Saturday, August 14, 2004
The Psychology of Holocaust Remembrance - a Faulksian Slip?
But so few posts here at DC. So much easier squatting in comments boxes. And as for those without comments boxes, there's email. Of course there's also blogging, but I was temporarily unable to get in here. So I sent the following email in response to this post of Norm's, then deciding to post it here since I had access again, as well as an obligation to my ravenous readers. Here it is:
Foul Indeed
Besides Faulks' appearing resentful at the "insistence" of the victims that their suffering be remembered, there is also the ridiculousness of the notion that any such victims could be in any position to "insist" on any such thing.
I'm reminded of the concept I recently came across (in John Gray's Straw Dogs, since you ask) that there is only guilt (emotionally speaking, that is) in relation to the Holocaust because the Jews survived - that is, that nobody feels guilty about fully successful genocides, such as those of the indiginous Tazmanians etc., precisely because there are no surviviors. Thus the Jews arouse guilt, but, or therefore, they also arouse resentment. (Related, though I'm not sure how, is a fact I also discovered from Gray's book - that Hitler planned, post-extermination, to open a Museum of Jewish Culture. I have only average knowledge of the whole topic, yet was stunned at never having come across this fact, as well as stunned by the fact itself, which I have not yet been able to compute).

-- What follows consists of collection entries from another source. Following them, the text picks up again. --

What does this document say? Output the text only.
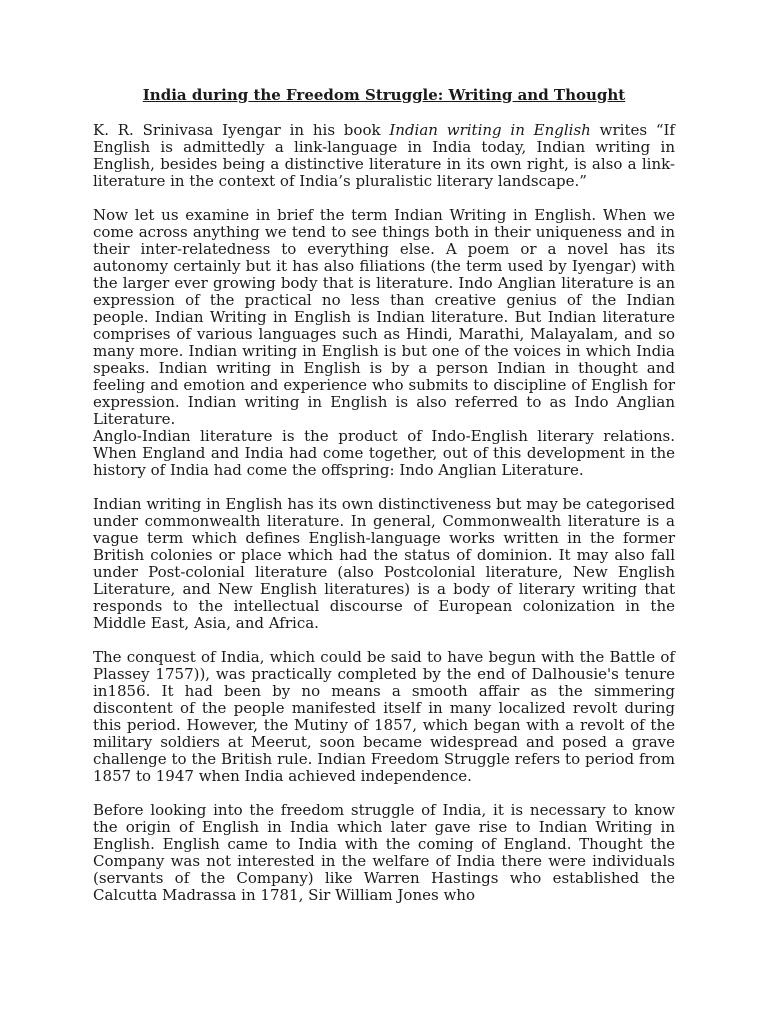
India during the Freedom Struggle: Writing and Thought

K. R. Srinivasa Iyengar in his book Indian writing in English writes “If English is admittedly a link-language in India today, Indian writing in English, besides being a distinctive literature in its own right, is also a link-literature in the context of India’s pluralistic literary landscape.”

Now let us examine in brief the term Indian Writing in English. When we come across anything we tend to see things both in their uniqueness and in their inter-relatedness to everything else. A poem or a novel has its autonomy certainly but it has also filiations (the term used by Iyengar) with the larger ever growing body that is literature. Indo Anglian literature is an expression of the practical no less than creative genius of the Indian people. Indian Writing in English is Indian literature. But Indian literature comprises of various languages such as Hindi, Marathi, Malayalam, and so many more. Indian writing in English is but one of the voices in which India speaks. Indian writing in English is by a person Indian in thought and feeling and emotion and experience who submits to discipline of English for expression. Indian writing in English is also referred to as Indo Anglian Literature.

Anglo-Indian literature is the product of Indo-English literary relations. When England and India had come together, out of this development in the history of India had come the offspring: Indo Anglian Literature.

Indian writing in English has its own distinctiveness but may be categorised under commonwealth literature. In general, Commonwealth literature is a vague term which defines English-language works written in the former British colonies or place which had the status of dominion. It may also fall under Post-colonial literature (also Postcolonial literature, New English Literature, and New English literatures) is a body of literary writing that responds to the intellectual discourse of European colonization in the Middle East, Asia, and Africa.

The conquest of India, which could be said to have begun with the Battle of Plassey 1757)), was practically completed by the end of Dalhousie's tenure in1856. It had been by no means a smooth affair as the simmering discontent of the people manifested itself in many localized revolt during this period. However, the Mutiny of 1857, which began with a revolt of the military soldiers at Meerut, soon became widespread and posed a grave challenge to the British rule. Indian Freedom Struggle refers to period from 1857 to 1947 when India achieved independence.

Before looking into the freedom struggle of India, it is necessary to know the origin of English in India which later gave rise to Indian Writing in English. English came to India with the coming of England. Thought the Company was not interested in the welfare of India there were individuals (servants of the Company) like Warren Hastings who established the Calcutta Madrassa in 1781, Sir William Jones who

Anyway, here's me ruminating at random to an actual scholar of the Holocaust (among other things of course), not having so much as read a single aspect of the substantial relevant literature...Cheeky, me.

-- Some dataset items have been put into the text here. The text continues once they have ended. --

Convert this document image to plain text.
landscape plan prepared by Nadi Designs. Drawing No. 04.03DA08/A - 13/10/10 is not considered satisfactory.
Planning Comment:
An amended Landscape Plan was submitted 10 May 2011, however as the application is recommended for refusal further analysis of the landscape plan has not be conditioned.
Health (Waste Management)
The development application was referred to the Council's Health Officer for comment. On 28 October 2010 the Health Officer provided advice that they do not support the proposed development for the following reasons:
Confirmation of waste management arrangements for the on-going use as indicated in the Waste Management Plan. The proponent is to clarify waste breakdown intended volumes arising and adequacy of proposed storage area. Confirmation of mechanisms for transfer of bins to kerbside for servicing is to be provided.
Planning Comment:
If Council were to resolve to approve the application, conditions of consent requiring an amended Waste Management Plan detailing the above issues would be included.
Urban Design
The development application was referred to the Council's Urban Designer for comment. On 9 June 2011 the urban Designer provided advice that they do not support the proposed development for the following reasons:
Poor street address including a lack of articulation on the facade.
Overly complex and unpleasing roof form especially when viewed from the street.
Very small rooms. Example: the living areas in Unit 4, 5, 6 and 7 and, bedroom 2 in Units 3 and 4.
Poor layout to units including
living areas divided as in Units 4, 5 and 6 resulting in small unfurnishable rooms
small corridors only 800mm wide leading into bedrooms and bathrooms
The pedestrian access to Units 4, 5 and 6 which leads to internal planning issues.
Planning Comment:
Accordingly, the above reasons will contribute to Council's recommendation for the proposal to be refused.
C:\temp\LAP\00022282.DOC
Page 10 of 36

UPDATE: I had meant to link to this rather unLeninist review of Gray's latest book, which offers an intelligent discussion of the concept of liberty. Turns out that "Lenin", like me but unlike Lenin, believes that socialism entails (what is worth entailing in) liberalism, even though those who designate themselves toute court as liberals neglect to apply their principles to the institutions (broadly defined) of the present (i.e. capitalist) mode of production.